Di balik berbagai upaya yang dilakukan, ada satu masalah besar yang tidak boleh diabaikan: bencana ini bukan hanya disebabkan oleh hujan yang sangat deras, tetapi juga hasil dari kerusakan lingkungan yang sudah terjadi lama dan dilegitimasi oleh pemerintah. Kemampuan lingkungan untuk menyerap dan mendukung kehidupan turun tajam karena hutan-hutan ditebang demi kepentingan pengusahaan, ekspansi perkebunan kelapa sawit, tambang terbuka, bangunan, hingga proyek-proyek yang disebut sebagai bagian dari pembangunan nasional. Hutan yang seharusnya menjadi pelindung alami justru habis digantikan oleh tanaman sejenis atau lubang-lubang tambang yang dibiarkan terbuka.

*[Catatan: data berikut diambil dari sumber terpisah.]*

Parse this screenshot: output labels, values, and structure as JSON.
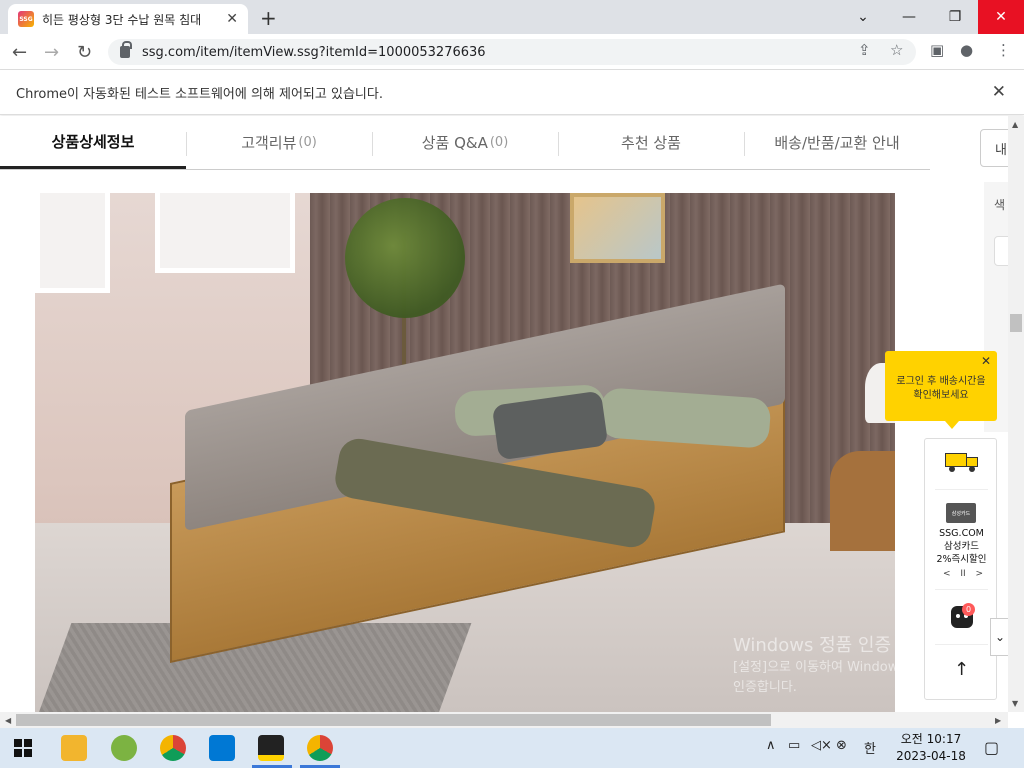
{
  "browser": {
    "tab_title": "히든 평상형 3단 수납 원목 침대",
    "favicon_text": "SSG",
    "url": "ssg.com/item/itemView.ssg?itemId=1000053276636",
    "infobar_text": "Chrome이 자동화된 테스트 소프트웨어에 의해 제어되고 있습니다."
  },
  "page": {
    "tabs": [
      {
        "label": "상품상세정보",
        "count": ""
      },
      {
        "label": "고객리뷰",
        "count": "(0)"
      },
      {
        "label": "상품 Q&A",
        "count": "(0)"
      },
      {
        "label": "추천 상품",
        "count": ""
      },
      {
        "label": "배송/반품/교환 안내",
        "count": ""
      }
    ],
    "right_box_text": "내",
    "right_panel_label": "색"
  },
  "widget": {
    "tooltip": "로그인 후 배송시간을 확인해보세요",
    "card_label": "삼성카드",
    "promo_line1": "SSG.COM",
    "promo_line2": "삼성카드",
    "promo_line3": "2%즉시할인",
    "promo_prev": "<",
    "promo_pause": "II",
    "promo_next": ">",
    "cart_count": "0",
    "top_arrow": "↑"
  },
  "watermark": {
    "line1": "Windows 정품 인증",
    "line2": "[설정]으로 이동하여 Windows를 정품",
    "line3": "인증합니다."
  },
  "taskbar": {
    "clock_period_time": "오전 10:17",
    "clock_date": "2023-04-18",
    "ime": "한"
  }
}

Kerusakan itu bukan terjadi secara kebetulan. Ini adalah hasil logis dari sistem demokrasi kapitalis-sekuler, sistem yang menjadikan keuntungan jangka pendek sebagai prioritas utama dalam membuat keputusan. Dalam sistem ini, pemerintah dan pengusaha saling tergantung dalam hubungan yang merugikan rakyat. Negara melonggarkan aturan dengan mudah untuk kepentingan perusahaan, seperti pemberian izin tambang secara leluasa, melepas area hutan, serta menerbitkan undang-undang yang pro modal seperti UU Minerba dan UU Cipta Kerja. Semua ini menunjukkan secara jelas bagaimana kekuasaan tunduk pada pengaruh uang. Kapitalisme melihat alam bukan sebagai warisan yang harus dilestarikan, tetapi sebagai barang dagangan yang harus dieksploitasi secara maksimal.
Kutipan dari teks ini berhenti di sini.